Reporters who wish to participate in the news conference by telephone must call the Johnson newsroom at 281-483-5111 to RSVP no later than 4 p.m. Thursday, Sept. 9. Reporters will not be invited to attend briefings on site at NASA centers due to safety restrictions related to the ongoing COVID-19 pandemic. Anyone following the briefing on social media may ask questions using #AskNASA.
News conference participants are:
Dana Weigel, deputy manager, International Space Station Program.
Adi Boulos, NASA spacewalk flight director.
Sandy Moore, NASA spacewalk officer.
Live spacewalk coverage will begin at 7 a.m. Sunday, Sept. 12, with crew members scheduled to exit the airlock around 8:30 a.m. The spacewalk will last approximately six hours and 30 minutes.
Hoshide and Pesquet will install a support bracket, called a modification kit, on the inward port side of the station’s backbone truss structure in a position known as P4, which is closest to the station’s pressurized living space. The kit will prepare the site for future installation and deployment of the third of six new International Space Station Roll-Out Solar Arrays (iROSAs). The array will upgrade one of the station’s eight power channels. Known as 4A, the channel provides partial power to the U.S. Laboratory, the Harmony module, and the Columbus module. The astronauts will install the modification kit to the mast canister at the base of the original solar arrays.
The crew also will replace a device that measures the electrical charging potential of the arrays and associated surfaces in its vicinity, called a floating point measurement unit, on a separate truss section.
Hoshide will serve as extravehicular crew member one (EV1), with red stripes on his spacesuit, while Pesquet will be extravehicular crew member two (EV2), with an unmarked suit. This will be the fourth spacewalk for Hoshide, the sixth spacewalk for Pesquet, and the station’s 244th spacewalk in support of assembly, maintenance, and upgrades.

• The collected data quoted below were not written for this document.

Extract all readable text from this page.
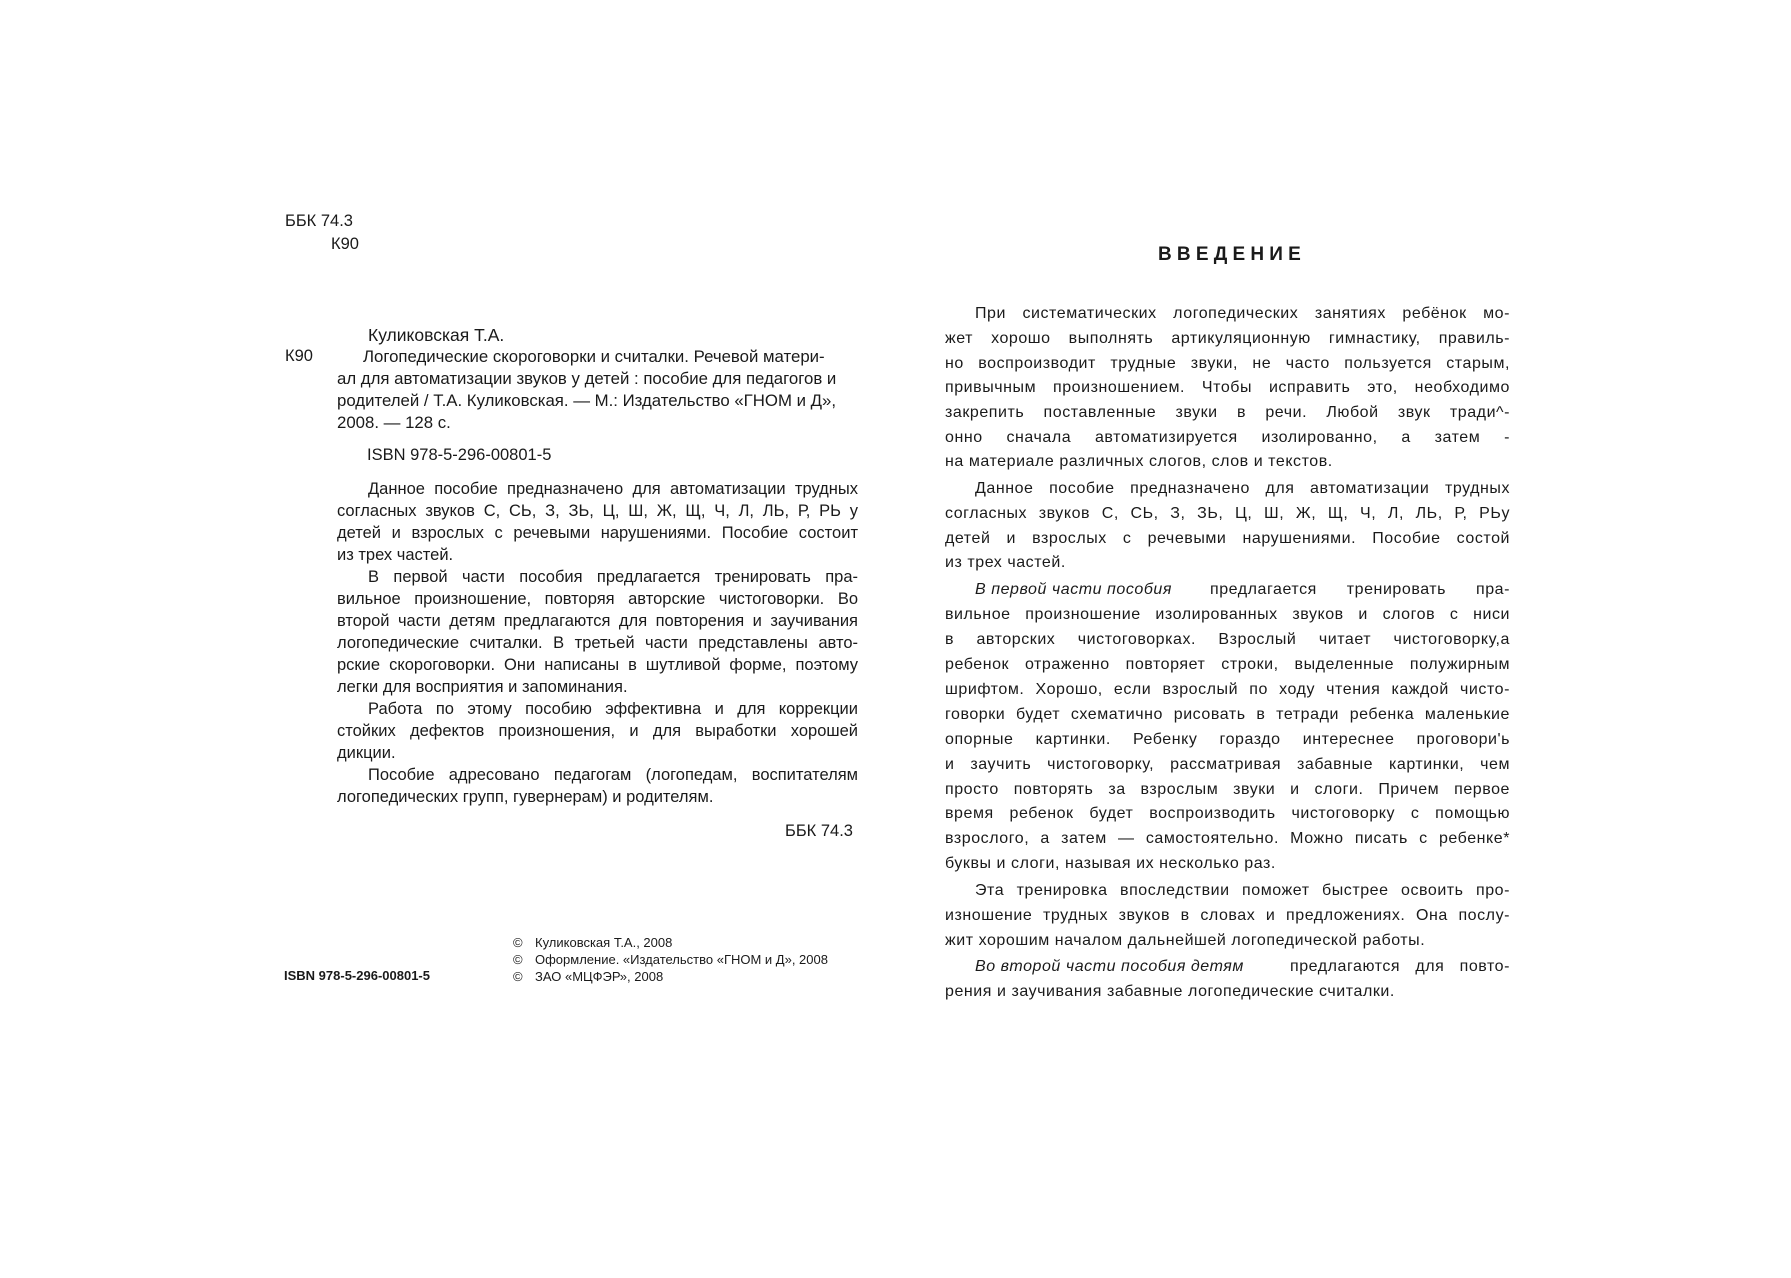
ББК 74.3
К90
Куликовская Т.А.
К90	Логопедические скороговорки и считалки. Речевой матери-
ал для автоматизации звуков у детей : пособие для педагогов и
родителей / Т.А. Куликовская. — М.: Издательство «ГНОМ и Д»,
2008. — 128 с.
ISBN 978-5-296-00801-5
Данное пособие предназначено для автоматизации трудных
согласных звуков С, СЬ, З, ЗЬ, Ц, Ш, Ж, Щ, Ч, Л, ЛЬ, Р, РЬ у
детей и взрослых с речевыми нарушениями. Пособие состоит
из трех частей.
В первой части пособия предлагается тренировать пра-
вильное произношение, повторяя авторские чистоговорки. Во
второй части детям предлагаются для повторения и заучивания
логопедические считалки. В третьей части представлены авто-
рские скороговорки. Они написаны в шутливой форме, поэтому
легки для восприятия и запоминания.
Работа по этому пособию эффективна и для коррекции
стойких дефектов произношения, и для выработки хорошей
дикции.
Пособие адресовано педагогам (логопедам, воспитателям
логопедических групп, гувернерам) и родителям.
ББК 74.3
ISBN 978-5-296-00801-5
© Куликовская Т.А., 2008
© Оформление. «Издательство «ГНОМ и Д», 2008
© ЗАО «МЦФЭР», 2008
ВВЕДЕНИЕ
При систематических логопедических занятиях ребёнок мо-
жет хорошо выполнять артикуляционную гимнастику, правиль-
но воспроизводит трудные звуки, не часто пользуется старым,
привычным произношением. Чтобы исправить это, необходимо
закрепить поставленные звуки в речи. Любой звук тради^-
онно сначала автоматизируется изолированно, а затем -
на материале различных слогов, слов и текстов.
Данное пособие предназначено для автоматизации трудных
согласных звуков С, СЬ, З, ЗЬ, Ц, Ш, Ж, Щ, Ч, Л, ЛЬ, Р, РЬу
детей и взрослых с речевыми нарушениями. Пособие состой
из трех частей.
В первой части пособия предлагается тренировать пра-
вильное произношение изолированных звуков и слогов с ниси
в авторских чистоговорках. Взрослый читает чистоговорку,а
ребенок отраженно повторяет строки, выделенные полужирным
шрифтом. Хорошо, если взрослый по ходу чтения каждой чисто-
говорки будет схематично рисовать в тетради ребенка маленькие
опорные картинки. Ребенку гораздо интереснее проговори'ь
и заучить чистоговорку, рассматривая забавные картинки, чем
просто повторять за взрослым звуки и слоги. Причем первое
время ребенок будет воспроизводить чистоговорку с помощью
взрослого, а затем — самостоятельно. Можно писать с ребенке*
буквы и слоги, называя их несколько раз.
Эта тренировка впоследствии поможет быстрее освоить про-
изношение трудных звуков в словах и предложениях. Она послу-
жит хорошим началом дальнейшей логопедической работы.
Во второй части пособия детям	предлагаются для повто-
рения и заучивания забавные логопедические считалки.
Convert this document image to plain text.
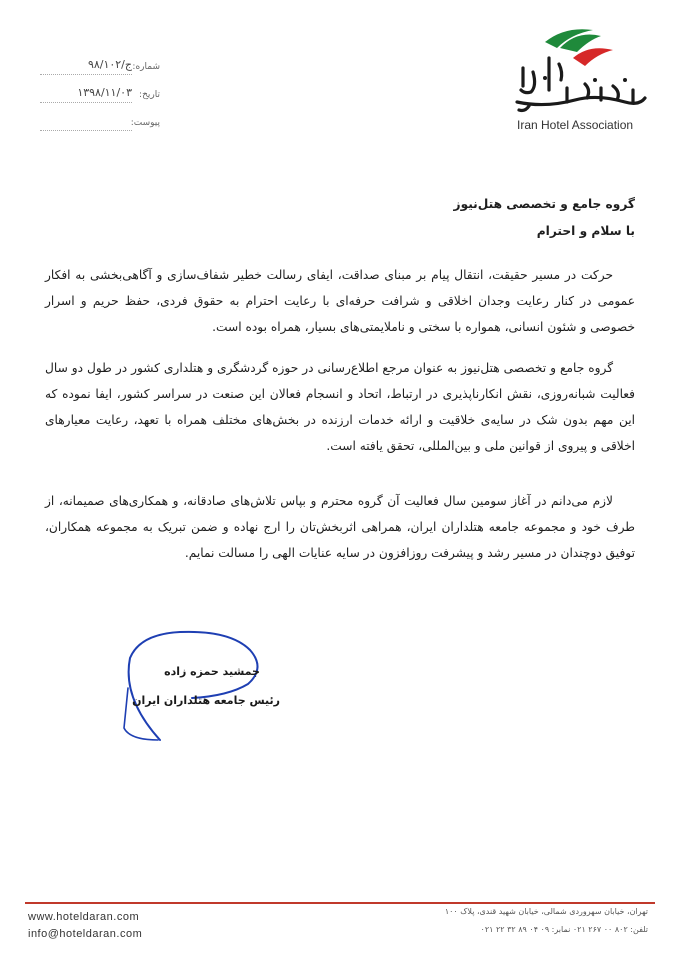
Iran Hotel Association
شماره:
۹۸/۱۰۲/ج
تاریخ:
۱۳۹۸/۱۱/۰۳
پیوست:
گروه جامع و تخصصی هتل‌نیوز
با سلام و احترام

حرکت در مسیر حقیقت، انتقال پیام بر مبنای صداقت، ایفای رسالت خطیر شفاف‌سازی و آگاهی‌بخشی به افکار عمومی در کنار رعایت وجدان اخلاقی و شرافت حرفه‌ای با رعایت احترام به حقوق فردی، حفظ حریم و اسرار خصوصی و شئون انسانی، همواره با سختی و ناملایمتی‌های بسیار، همراه بوده است.

گروه جامع و تخصصی هتل‌نیوز به عنوان مرجع اطلاع‌رسانی در حوزه گردشگری و هتلداری کشور در طول دو سال فعالیت شبانه‌روزی، نقش انکارناپذیری در ارتباط، اتحاد و انسجام فعالان این صنعت در سراسر کشور، ایفا نموده که این مهم بدون شک در سایه‌ی خلاقیت و ارائه خدمات ارزنده در بخش‌های مختلف همراه با تعهد، رعایت معیارهای اخلاقی و پیروی از قوانین ملی و بین‌المللی، تحقق یافته است.

لازم می‌دانم در آغاز سومین سال فعالیت آن گروه محترم و بپاس تلاش‌های صادقانه، و همکاری‌های صمیمانه، از طرف خود و مجموعه جامعه هتلداران ایران، همراهی اثربخش‌تان را ارج نهاده و ضمن تبریک به مجموعه همکاران، توفیق دوچندان در مسیر رشد و پیشرفت روزافزون در سایه عنایات الهی را مسالت نمایم.

جمشید حمزه زاده
رئیس جامعه هتلداران ایران
www.hoteldaran.com
info@hoteldaran.com
تهران، خیابان سهروردی شمالی، خیابان شهید قندی، پلاک ۱۰۰
تلفن: ۸۰۲ ۰۰ ۲۶۷ ۰۲۱ نمابر: ۰۹ ۰۴ ۸۹ ۳۲ ۲۲ ۰۲۱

The spacewalk follows three others to install the first pair of new iROSAs. The station’s original solar arrays are functioning well but have begun to show signs of degradation – which was expected, as they were designed for a 15-year service life. The same roll-out solar array design will be used to power elements of Gateway, a new lunar-orbiting outpost in development by NASA’s commercial and international partners.
In November 2020, the International Space Station surpassed its 20-year milestone of continuous human presence, providing opportunities for unique research and technological demonstrations that help prepare for long-duration missions to the Moon and Mars and also improve life on Earth. Over that time, 244 people from 19 countries have visited the orbiting laboratory that has hosted nearly 3,000 research investigations from researchers in 108 countries and areas.